IRLI reveals deal with anti-borders lawyers despite prohibition by federal law
WASHINGTON - An investigation by the Immigration Reform Law Institute (IRLI) has revealed that the Obama-era U.S. Department of Health and Human Services (HHS), in apparent violation of federal immigration law, awarded multiple high-value contracts, worth over $310 million, to a single nonprofit group in 2015 and 2016.
All of these contracts were awarded for the purpose of providing legal representation to unaccompanied alien children (UACs). UACs are defined as aliens under 18 years of age who have no lawful immigration status in the United States and, supposedly, no parent or legal guardian in the United States available to provide care and physical custody. A significant percentage of UACs (the vast majority of whom are from Central America) have ties to MS-13 or other gangs.
The funds went to the Vera Institute of Justice (Vera), a nonprofit group that provides immigrants with access to legal services. (One of Vera’s former directors, Christopher Stone, also served as president of George Soros’ Open Society Foundations from 2012-2017.) The contracts require Vera to provide “direct legal representation” to UACs, recruit and train pro bono attorneys, and facilitate continued legal representation once a UAC is released to a sponsor – frequently an illegal alien.

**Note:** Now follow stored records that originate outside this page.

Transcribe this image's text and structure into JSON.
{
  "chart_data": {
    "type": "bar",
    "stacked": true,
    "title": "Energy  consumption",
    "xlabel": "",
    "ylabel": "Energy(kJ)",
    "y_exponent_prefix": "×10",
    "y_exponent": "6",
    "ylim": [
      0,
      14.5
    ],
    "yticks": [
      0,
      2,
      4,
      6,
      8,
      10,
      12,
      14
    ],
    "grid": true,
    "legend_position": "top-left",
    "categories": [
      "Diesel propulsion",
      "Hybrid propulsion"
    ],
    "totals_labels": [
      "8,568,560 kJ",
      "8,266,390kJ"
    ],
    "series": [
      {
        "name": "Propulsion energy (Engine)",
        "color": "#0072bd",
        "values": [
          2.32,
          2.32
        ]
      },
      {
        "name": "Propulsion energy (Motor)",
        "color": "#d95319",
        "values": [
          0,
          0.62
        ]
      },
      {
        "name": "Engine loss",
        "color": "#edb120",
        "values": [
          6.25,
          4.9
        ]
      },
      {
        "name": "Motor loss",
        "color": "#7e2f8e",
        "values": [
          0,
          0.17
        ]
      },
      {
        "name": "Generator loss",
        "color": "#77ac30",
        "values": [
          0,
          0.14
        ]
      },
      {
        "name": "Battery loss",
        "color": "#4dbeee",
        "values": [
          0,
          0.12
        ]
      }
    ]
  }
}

So far, the federal grants have paid for legal representation of UACs in removal proceedings and removal appeals throughout the nation.
The Immigration and Nationality Act, Section 292, states that aliens in removal proceedings “shall have the privilege of being represented (at no expense to the Government).” Immigrant special interest groups, sometimes on behalf of unaccompanied minors, have tried since 1996 to challenge this section, claiming it violates aliens’ rights. Federal courts have always rejected these claims.
Even though the use of federal funds to provide direct representation to UACs appears to violate federal law, the Obama administration continued to provide funding to Vera for these illegal aliens, knowing that taxpayers would face significant hurdles if they attempted to sue the federal government to halt the payments. To date, HHS has obligated over $232 million to Vera, with its network of legal services subcontractors, to provide these services, and HHS likely plans to obligate the $78 million remaining on the contracts.
“When the federal government pays for illegal alien minors to receive direct legal representation, it does more than flout the law,” said Dale L. Wilcox, executive director and general counsel of IRLI. “These unauthorized payments have undoubtedly speeded-up UACs’ release from detention facilities to join their families, relatives, or fellow gang members – or help them reconnect with and pay ‘pandillas,’ the criminal cartels that make enormous profits from controlling human trafficking over the southern border. My guess is that average voters would not be pleased to know that such vast amounts of their tax dollars are being spent in aid of this giant criminal enterprise.”